In terms of the draw, Serena could meet none other than her sister Venus, a five-time champion on the Wimbledon lawn, in the fourth round. The pair has played at SW19 five times before, all from 2000 to 2009. Serena has won three of the five meetings, but Venus actually won the last match the two played on tour, a semifinal on Canadian hard courts last summer. Should Serena vanquish her older sister, she could then face either Victoria Azarenka or Ana Ivanovic in the quarterfinals, both dangerous opponents. Her semifinal foe could be Maria Sharapova, but given that the last time the two played on grass Serena surrendered all of one game, that shouldn’t be that tall of a hurdle.

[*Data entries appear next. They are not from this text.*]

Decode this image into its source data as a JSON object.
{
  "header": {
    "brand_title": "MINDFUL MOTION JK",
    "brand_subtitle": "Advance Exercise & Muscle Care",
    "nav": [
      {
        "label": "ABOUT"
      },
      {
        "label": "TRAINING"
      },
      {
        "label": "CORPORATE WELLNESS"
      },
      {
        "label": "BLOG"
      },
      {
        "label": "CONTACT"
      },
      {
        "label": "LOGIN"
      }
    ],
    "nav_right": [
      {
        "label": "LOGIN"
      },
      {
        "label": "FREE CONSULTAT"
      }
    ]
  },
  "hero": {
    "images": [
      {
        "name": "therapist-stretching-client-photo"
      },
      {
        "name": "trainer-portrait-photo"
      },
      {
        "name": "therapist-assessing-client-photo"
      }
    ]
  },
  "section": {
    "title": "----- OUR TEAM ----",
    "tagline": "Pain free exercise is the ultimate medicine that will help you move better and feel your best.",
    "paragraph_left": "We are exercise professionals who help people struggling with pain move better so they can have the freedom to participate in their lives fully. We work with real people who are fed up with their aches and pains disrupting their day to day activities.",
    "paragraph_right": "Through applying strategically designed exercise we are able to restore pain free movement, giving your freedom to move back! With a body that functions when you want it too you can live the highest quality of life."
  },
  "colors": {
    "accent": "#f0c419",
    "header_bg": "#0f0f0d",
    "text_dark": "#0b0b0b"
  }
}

The final, however, could present the most dangerous opponent yet. Reigning Wimbledon champion Petra Kvitova has a very accessible path to the title match, though anyone who’s followed the erratic Czech’s career can easily tell you that favorable draws don’t matter one bit for Kvitova. Most of us have learned not to project Petra further than her next immediate match. However, if the two-time Wimbledon champion gets it together for a fortnight, she could put more than just a scare in Serena. In a way, Kvitova could be the perfect spoiler: talented enough to punish any hesitation, far from a newbie in the biggest stage and well aware of the fact that all of the pressure would be squarely on Serena’s shoulders. Oh, and then there’s this little detail: Kvitova is responsible for Serena’s lone on-court loss in 2015.
It will be fascinating to see Serena navigate the next two weeks. As even her opener showed, every match is a potential pitfall, and every press conference will add to the overwhelming theme of inevitable history-in-the-making. Fortunately, Serena seems to be diffusing the pressure well. Take, for example, her self-proclaimed Wimbledon preparation:
Pre Wimbledon training pic.twitter.com/m4rqZGB4KI
— Serena Williams (@serenawilliams) June 20, 2015
And, was Serena agonizing this week about the draw and all the talk of what she can achieve this fortnight? Nah. She was just hanging out with Taylor Swift.
Such is the benefit of facing such a momentous occasion at age 33. Serena has been here before. And as we learned during that final presser in Paris, she’s quite cognizant that the Calendar Slam is still quite far away. This Wimbledon isn’t about that. It’s about a potential second Serena Slam, and just how remarkable that would be.